We would go home to the States every summer, see friends and family, renew our ties with our community, go visit the house we were renting out in our absence and generally feel that our status overseas was temporary.  We would soon come “home”.

Then, we added a third country to the mix.  My husband took a job in London and we moved to a country that was unfamiliar to both of us.   At least we spoke the language, but just barely as everything else was as different as can be.  It’s been 9 years now, and we have no plans of leaving.

Of course, my husband has added yet another country to the ever expanding list of places we live, he took a job in Prague and we now have a commuting lifestyle.  The kids have rolled with the punches and they appreciate the upbringing they have had.  When I was younger, I wanted for my kids, exactly what I didn’t have, a house that was home for as long as they could remember.  It didn’t quite work out that way, but on Sunday, as I was approaching Heathrow after a weekend in Prague, I had the distinct feeling of coming home.  So maybe this is it, this is home for me.

cocooning

Posted By on September 1, 2010 in Thoughts on life | 0 Comments

Summer is pretty much over where I live.  It has been grey and rainy since I came home.  I had some serious down time while away on holiday and can’t seem to rev up again.  It’s been so long since I posted anything here, that I’m sure some of you are wondering if I gave it up.  I guess that’s the hazard of posting when you feel like it instead of having a schedule.

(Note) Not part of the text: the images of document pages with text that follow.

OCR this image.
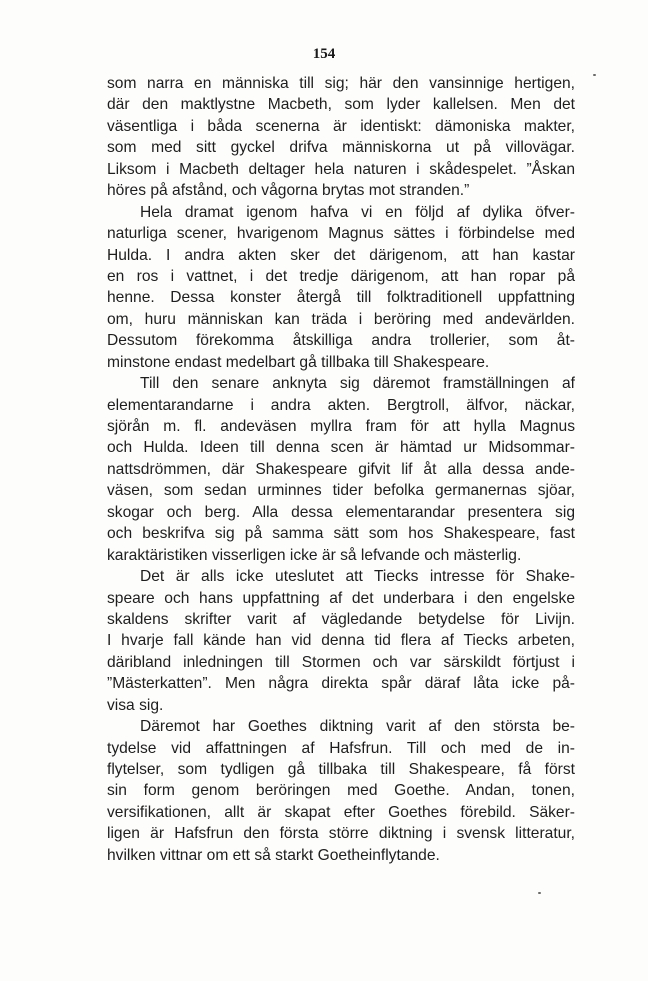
154
som narra en människa till sig; här den vansinnige hertigen,
där den maktlystne Macbeth, som lyder kallelsen. Men det
väsentliga i båda scenerna är identiskt: dämoniska makter,
som med sitt gyckel drifva människorna ut på villovägar.
Liksom i Macbeth deltager hela naturen i skådespelet. ”Åskan
höres på afstånd, och vågorna brytas mot stranden.”
Hela dramat igenom hafva vi en följd af dylika öfver-
naturliga scener, hvarigenom Magnus sättes i förbindelse med
Hulda. I andra akten sker det därigenom, att han kastar
en ros i vattnet, i det tredje därigenom, att han ropar på
henne. Dessa konster återgå till folktraditionell uppfattning
om, huru människan kan träda i beröring med andevärlden.
Dessutom förekomma åtskilliga andra trollerier, som åt-
minstone endast medelbart gå tillbaka till Shakespeare.
Till den senare anknyta sig däremot framställningen af
elementarandarne i andra akten. Bergtroll, älfvor, näckar,
sjörån m. fl. andeväsen myllra fram för att hylla Magnus
och Hulda. Ideen till denna scen är hämtad ur Midsommar-
nattsdrömmen, där Shakespeare gifvit lif åt alla dessa ande-
väsen, som sedan urminnes tider befolka germanernas sjöar,
skogar och berg. Alla dessa elementarandar presentera sig
och beskrifva sig på samma sätt som hos Shakespeare, fast
karaktäristiken visserligen icke är så lefvande och mästerlig.
Det är alls icke uteslutet att Tiecks intresse för Shake-
speare och hans uppfattning af det underbara i den engelske
skaldens skrifter varit af vägledande betydelse för Livijn.
I hvarje fall kände han vid denna tid flera af Tiecks arbeten,
däribland inledningen till Stormen och var särskildt förtjust i
”Mästerkatten”. Men några direkta spår däraf låta icke på-
visa sig.
Däremot har Goethes diktning varit af den största be-
tydelse vid affattningen af Hafsfrun. Till och med de in-
flytelser, som tydligen gå tillbaka till Shakespeare, få först
sin form genom beröringen med Goethe. Andan, tonen,
versifikationen, allt är skapat efter Goethes förebild. Säker-
ligen är Hafsfrun den första större diktning i svensk litteratur,
hvilken vittnar om ett så starkt Goetheinflytande.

I am working on a site that brings the disparate parts of my world together, blogging, cooking and translating.  I guess I am working is not quite accurate for what I am doing, I have someone doing the work for me.  Hopefully before too long, it will all come together and I’ll have something that looks professional and easy to navigate.  I have put things on hold, waiting for the new site and soon, I may just have to deal with the awkwardness of moving things around so that I can just get the info out there.  Best laid plans and all.

I posted in the spring about going to a restaurant in someone’s house.  She is doing a farmers market in her flat and garden on 19 September and I am participating.  I am doing a cookery demonstration and will have a table to promote my classes.  My first bit of active marketing and my first experience cooking on an AGA.  Keep your fingers crossed for me and if you’re around that day, please come by and say hi.  I can use all the support I can get.

Off again for bank holiday weekend, I hope the weather’s better in France.